Handball-Bundesliga: Füchse Berlin sind fast wieder auf Augenhöhe mit dem THW Kiel

Erstmals seit Jahren sind die Füchse Berlin kein klarer Außenseiter im Topspiel gegen den THW Kiel. Mit einem Sieg könnten sich die Füchse in der Spitzengruppe festsetzen

Mit Resignation, sagt Bob Hanning, hat das Ganze nichts zu tun. Vielmehr sei der Grund im Terminkalender der Handball-Bundesliga zu suchen, die das Topspiel des siebten Spieltags zwischen den Füchsen Berlin und dem THW Kiel für diesen Mittwoch (19 Uhr, live bei Sport1) anberaumt hat. „Das ist natürlich ungünstig für Auswärtsfans“, sagt Füchse-Manager Hanning.

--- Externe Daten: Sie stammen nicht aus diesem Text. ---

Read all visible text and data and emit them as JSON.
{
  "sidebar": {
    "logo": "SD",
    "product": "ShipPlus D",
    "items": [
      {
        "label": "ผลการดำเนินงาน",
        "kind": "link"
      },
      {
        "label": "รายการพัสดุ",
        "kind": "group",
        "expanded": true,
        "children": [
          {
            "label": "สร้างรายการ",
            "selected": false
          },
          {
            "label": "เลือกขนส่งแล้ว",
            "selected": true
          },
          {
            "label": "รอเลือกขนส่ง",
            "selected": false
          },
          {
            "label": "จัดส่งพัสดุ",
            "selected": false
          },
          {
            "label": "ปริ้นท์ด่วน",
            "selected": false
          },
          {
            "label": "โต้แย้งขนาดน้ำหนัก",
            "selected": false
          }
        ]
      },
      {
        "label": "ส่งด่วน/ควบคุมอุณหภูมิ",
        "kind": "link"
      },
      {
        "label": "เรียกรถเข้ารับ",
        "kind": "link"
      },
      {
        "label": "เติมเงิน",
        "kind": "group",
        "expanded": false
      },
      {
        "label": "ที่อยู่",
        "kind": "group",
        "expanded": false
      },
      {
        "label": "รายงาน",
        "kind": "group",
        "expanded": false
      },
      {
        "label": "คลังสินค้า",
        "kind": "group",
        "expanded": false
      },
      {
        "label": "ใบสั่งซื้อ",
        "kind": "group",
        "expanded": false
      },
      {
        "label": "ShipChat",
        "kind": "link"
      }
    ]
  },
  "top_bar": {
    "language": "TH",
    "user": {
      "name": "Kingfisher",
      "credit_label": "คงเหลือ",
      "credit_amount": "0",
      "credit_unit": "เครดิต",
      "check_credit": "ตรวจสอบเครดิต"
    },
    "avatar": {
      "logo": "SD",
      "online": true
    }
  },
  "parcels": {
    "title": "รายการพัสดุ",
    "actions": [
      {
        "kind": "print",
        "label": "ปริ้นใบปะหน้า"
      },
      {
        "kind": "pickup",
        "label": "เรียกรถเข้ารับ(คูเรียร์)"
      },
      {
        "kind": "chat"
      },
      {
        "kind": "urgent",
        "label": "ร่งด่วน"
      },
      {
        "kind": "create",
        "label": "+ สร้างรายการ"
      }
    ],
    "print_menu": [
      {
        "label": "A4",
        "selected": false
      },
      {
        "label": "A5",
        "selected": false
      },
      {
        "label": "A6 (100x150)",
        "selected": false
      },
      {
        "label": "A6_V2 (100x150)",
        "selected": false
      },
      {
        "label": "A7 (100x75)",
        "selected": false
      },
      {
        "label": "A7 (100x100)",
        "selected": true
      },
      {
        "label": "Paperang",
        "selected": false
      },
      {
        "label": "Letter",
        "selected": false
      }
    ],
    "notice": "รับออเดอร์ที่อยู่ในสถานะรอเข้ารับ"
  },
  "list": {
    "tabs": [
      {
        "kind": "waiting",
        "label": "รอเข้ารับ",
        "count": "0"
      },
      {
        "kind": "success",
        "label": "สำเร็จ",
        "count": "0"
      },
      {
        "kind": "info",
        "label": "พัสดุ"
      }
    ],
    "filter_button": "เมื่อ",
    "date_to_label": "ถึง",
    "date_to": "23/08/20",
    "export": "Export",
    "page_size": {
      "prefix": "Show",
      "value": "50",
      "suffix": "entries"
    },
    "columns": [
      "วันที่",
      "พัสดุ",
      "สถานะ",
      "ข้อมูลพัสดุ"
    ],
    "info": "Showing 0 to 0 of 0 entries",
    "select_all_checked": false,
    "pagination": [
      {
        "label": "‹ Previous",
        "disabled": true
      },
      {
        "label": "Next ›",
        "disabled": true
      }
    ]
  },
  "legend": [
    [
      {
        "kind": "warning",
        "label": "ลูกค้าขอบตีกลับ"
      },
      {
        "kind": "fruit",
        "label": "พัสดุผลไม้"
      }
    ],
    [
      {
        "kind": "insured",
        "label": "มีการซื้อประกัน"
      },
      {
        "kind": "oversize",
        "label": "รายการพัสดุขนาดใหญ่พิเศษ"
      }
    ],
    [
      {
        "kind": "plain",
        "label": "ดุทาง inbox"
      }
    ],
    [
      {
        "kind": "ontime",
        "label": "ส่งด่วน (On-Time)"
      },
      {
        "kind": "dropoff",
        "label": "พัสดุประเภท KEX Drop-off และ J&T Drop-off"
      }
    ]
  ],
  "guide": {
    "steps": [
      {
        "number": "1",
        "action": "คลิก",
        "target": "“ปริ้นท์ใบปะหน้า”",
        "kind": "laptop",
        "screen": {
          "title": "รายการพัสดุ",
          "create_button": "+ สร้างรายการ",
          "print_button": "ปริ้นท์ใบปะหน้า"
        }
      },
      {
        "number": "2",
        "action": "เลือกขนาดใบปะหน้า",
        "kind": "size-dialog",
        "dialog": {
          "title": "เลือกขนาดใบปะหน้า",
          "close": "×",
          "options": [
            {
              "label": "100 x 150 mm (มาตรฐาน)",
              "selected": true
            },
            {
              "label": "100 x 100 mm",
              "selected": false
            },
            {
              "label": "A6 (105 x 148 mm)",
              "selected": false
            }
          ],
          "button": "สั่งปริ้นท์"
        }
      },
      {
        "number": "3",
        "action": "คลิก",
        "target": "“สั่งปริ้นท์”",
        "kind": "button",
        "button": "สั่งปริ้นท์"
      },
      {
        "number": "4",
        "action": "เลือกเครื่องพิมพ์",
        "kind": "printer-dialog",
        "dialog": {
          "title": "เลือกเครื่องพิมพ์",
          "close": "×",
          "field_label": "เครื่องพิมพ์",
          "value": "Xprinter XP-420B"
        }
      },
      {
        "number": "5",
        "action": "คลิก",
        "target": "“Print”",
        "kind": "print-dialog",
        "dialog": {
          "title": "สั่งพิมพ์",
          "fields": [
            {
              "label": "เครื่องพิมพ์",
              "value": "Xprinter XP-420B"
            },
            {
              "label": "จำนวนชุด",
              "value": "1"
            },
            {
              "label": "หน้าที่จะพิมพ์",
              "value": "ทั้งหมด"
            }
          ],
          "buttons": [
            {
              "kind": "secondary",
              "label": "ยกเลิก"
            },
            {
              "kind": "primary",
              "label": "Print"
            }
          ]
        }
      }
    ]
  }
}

Knapp 400 Kilometer nach Berlin und dann nachts wieder zurück in den hohen Norden – diese Tour nimmt an regulären Arbeitstagen nicht mal der traditionell reiselustige Kieler Anhang auf sich, und so wird es heute zu außergewöhnlichen Szenen vor der Max-Schmeling-Halle kommen: Am Tag des Duells mit dem deutschen Rekordmeister werden sie tatsächlich die Abendkassen der Arena öffnen müssen, um die letzten 500 vom THW nicht beanspruchten Tickets unter das Volk zu bringen.

Angesichts der Statistik wäre Resignation allerdings ein plausibles Motiv dafür, dass die Halle nicht ausverkauft ist. Der letzte Punktgewinn der Berliner gegen Kiel liegt mehr als vier Jahre zurück: Am 16. September 2012 trennten sich beide Teams 26:26, seitdem gab es bis auf wenige Ausnahmen ziemlich derbe Abreibungen gegen die Norddeutschen. Der letzte Berliner Sieg ist sogar noch ein paar Tage länger her, genau genommen 2208, er datiert vom 19. September 2010.

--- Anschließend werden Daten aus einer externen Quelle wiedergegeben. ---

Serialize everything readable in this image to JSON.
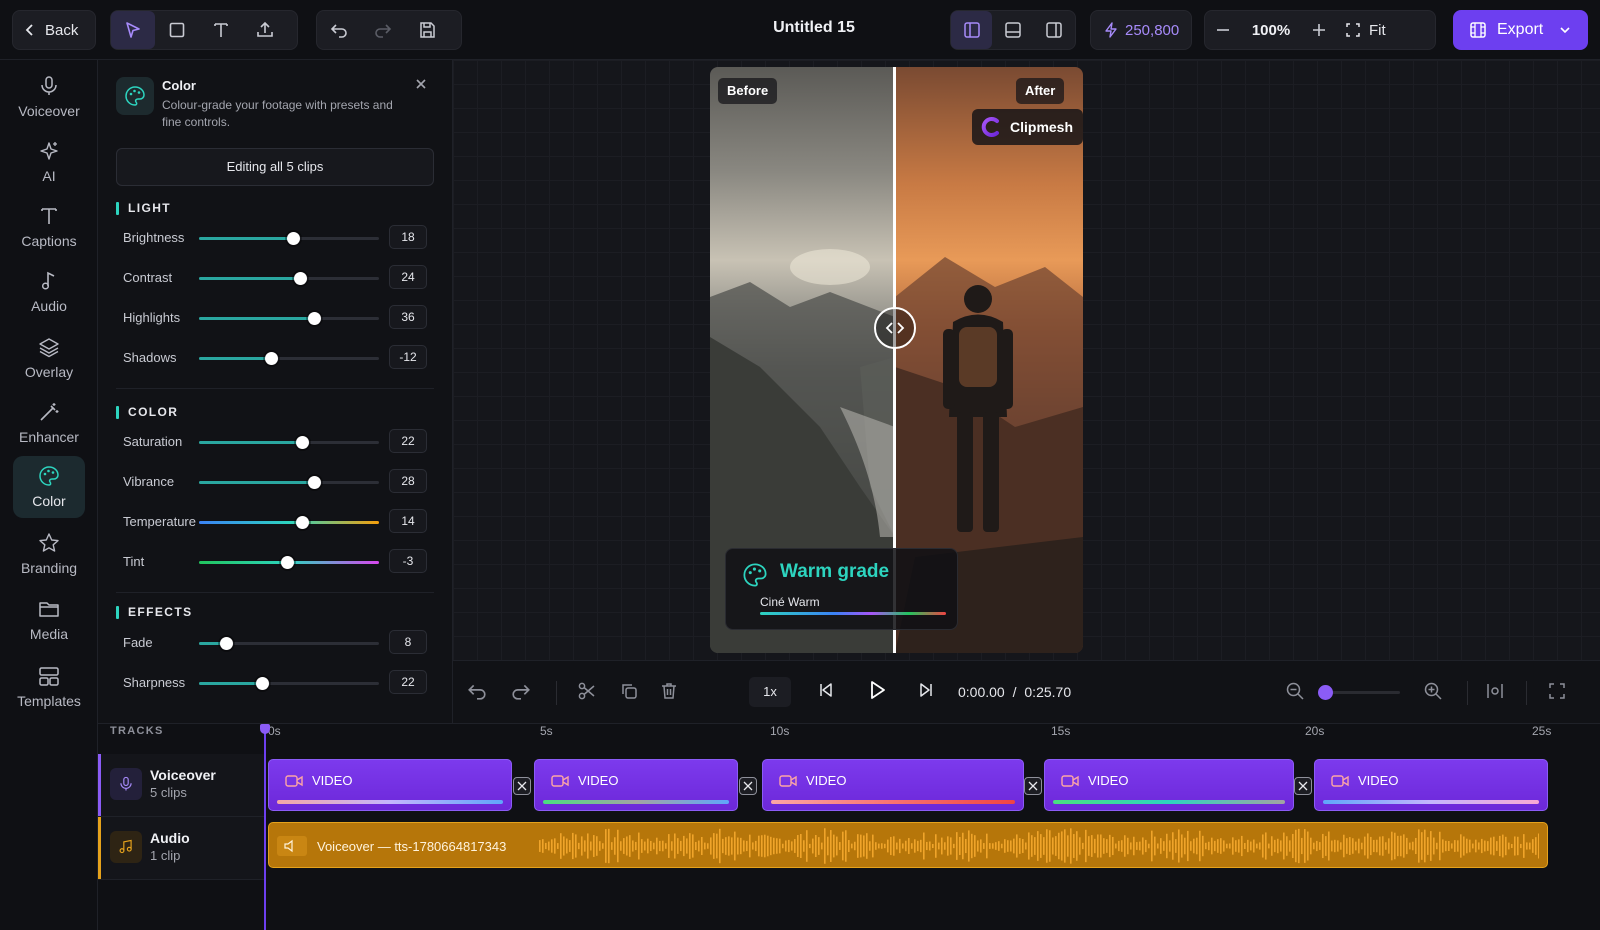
{
  "topbar": {
    "back_label": "Back",
    "title": "Untitled 15",
    "credits": "250,800",
    "zoom": "100%",
    "fit_label": "Fit",
    "export_label": "Export"
  },
  "rail": [
    {
      "label": "Voiceover",
      "icon": "mic-icon"
    },
    {
      "label": "AI",
      "icon": "sparkle-icon"
    },
    {
      "label": "Captions",
      "icon": "text-icon"
    },
    {
      "label": "Audio",
      "icon": "music-note-icon"
    },
    {
      "label": "Overlay",
      "icon": "layers-icon"
    },
    {
      "label": "Enhancer",
      "icon": "magic-wand-icon"
    },
    {
      "label": "Color",
      "icon": "palette-icon",
      "active": true
    },
    {
      "label": "Branding",
      "icon": "star-icon"
    },
    {
      "label": "Media",
      "icon": "folder-icon"
    },
    {
      "label": "Templates",
      "icon": "templates-icon"
    }
  ],
  "panel": {
    "title": "Color",
    "description": "Colour-grade your footage with presets and fine controls.",
    "editing_button": "Editing all 5 clips",
    "sections": [
      {
        "title": "LIGHT",
        "controls": [
          {
            "label": "Brightness",
            "value": "18",
            "position": 0.52
          },
          {
            "label": "Contrast",
            "value": "24",
            "position": 0.56
          },
          {
            "label": "Highlights",
            "value": "36",
            "position": 0.64
          },
          {
            "label": "Shadows",
            "value": "-12",
            "position": 0.4
          }
        ]
      },
      {
        "title": "COLOR",
        "controls": [
          {
            "label": "Saturation",
            "value": "22",
            "position": 0.57
          },
          {
            "label": "Vibrance",
            "value": "28",
            "position": 0.64
          },
          {
            "label": "Temperature",
            "value": "14",
            "position": 0.57
          },
          {
            "label": "Tint",
            "value": "-3",
            "position": 0.49
          }
        ]
      },
      {
        "title": "EFFECTS",
        "controls": [
          {
            "label": "Fade",
            "value": "8",
            "position": 0.15
          },
          {
            "label": "Sharpness",
            "value": "22",
            "position": 0.35
          }
        ]
      }
    ]
  },
  "preview": {
    "before_label": "Before",
    "after_label": "After",
    "brand_label": "Clipmesh",
    "grade_title": "Warm grade",
    "grade_preset": "Ciné Warm"
  },
  "playback": {
    "speed": "1x",
    "current_time": "0:00.00",
    "separator": "/",
    "total_time": "0:25.70",
    "zoom_level": 0.0
  },
  "timeline": {
    "tracks_label": "TRACKS",
    "ruler": [
      "0s",
      "5s",
      "10s",
      "15s",
      "20s",
      "25s"
    ],
    "tracks": [
      {
        "name": "Voiceover",
        "sub": "5 clips"
      },
      {
        "name": "Audio",
        "sub": "1 clip"
      }
    ],
    "clip_label": "VIDEO",
    "audio_clip_label": "Voiceover — tts-1780664817343"
  },
  "colors": {
    "accent_purple": "#6d3ff0",
    "accent_teal": "#2dd4bf",
    "audio_orange": "#b6760a"
  }
}
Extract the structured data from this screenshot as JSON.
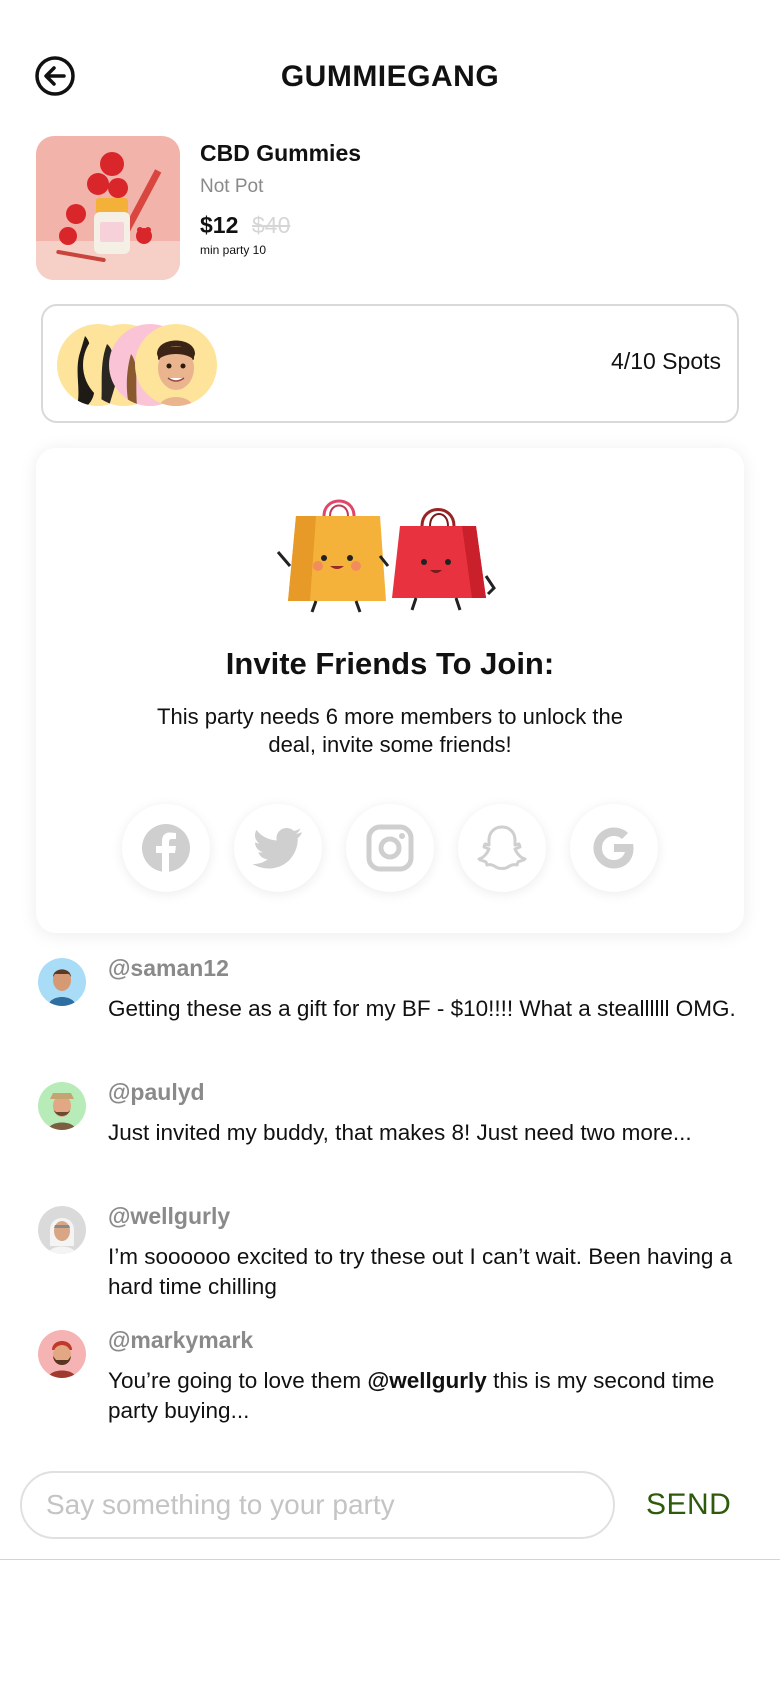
{
  "header": {
    "title": "GUMMIEGANG",
    "back_icon": "back-arrow-icon"
  },
  "product": {
    "name": "CBD Gummies",
    "brand": "Not Pot",
    "price": "$12",
    "old_price": "$40",
    "min_party": "min party 10"
  },
  "spots": {
    "text": "4/10 Spots"
  },
  "invite": {
    "title": "Invite Friends To Join:",
    "body": "This party needs 6 more members to unlock the deal, invite some friends!",
    "socials": [
      "facebook-icon",
      "twitter-icon",
      "instagram-icon",
      "snapchat-icon",
      "google-icon"
    ]
  },
  "comments": [
    {
      "user": "@saman12",
      "text": "Getting these as a gift for my BF - $10!!!! What a steallllll OMG.",
      "avatar_color": "#a9dcf7"
    },
    {
      "user": "@paulyd",
      "text": "Just invited my buddy, that makes 8! Just need two more...",
      "avatar_color": "#b7ecb9"
    },
    {
      "user": "@wellgurly",
      "text": "I’m soooooo excited to try these out I can’t wait. Been having a hard time chilling",
      "avatar_color": "#dadada"
    },
    {
      "user": "@markymark",
      "text_before": "You’re going to love them ",
      "mention": "@wellgurly",
      "text_after": " this is my second time party buying...",
      "avatar_color": "#f6b3b3"
    }
  ],
  "composer": {
    "placeholder": "Say something to your party",
    "send_label": "SEND"
  },
  "colors": {
    "send": "#2e5a0c",
    "muted": "#8a8a8a",
    "border": "#d9d9d9",
    "avatar_yellow": "#fde49a",
    "avatar_pink": "#fbc3d6"
  }
}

„Die Situation war über Jahre so, dass der THW mit seinem außergewöhnlichen Kader immer das Ergebnis bestimmen konnte“, sagt Hanning, „wir konnten oft nur reagieren.“ Mittlerweile ist in der Bundesliga aber das eingetreten, was viele Experten vor der Saison prognostiziert haben. In ihrer Leistungsfähigkeit sind die Teams sehr viel enger zusammengerückt als noch zu dominantesten Kieler Zeiten: In der Spielzeit 2011/12 etwa gewann der THW nicht nur das Triple aus Meisterschaft, Pokal und Champions League, sondern lief am Saisonende ohne jeden Verlustpunkt in der nationalen Meisterschaft auf dem ersten Platz ein – 68:0 Punkte!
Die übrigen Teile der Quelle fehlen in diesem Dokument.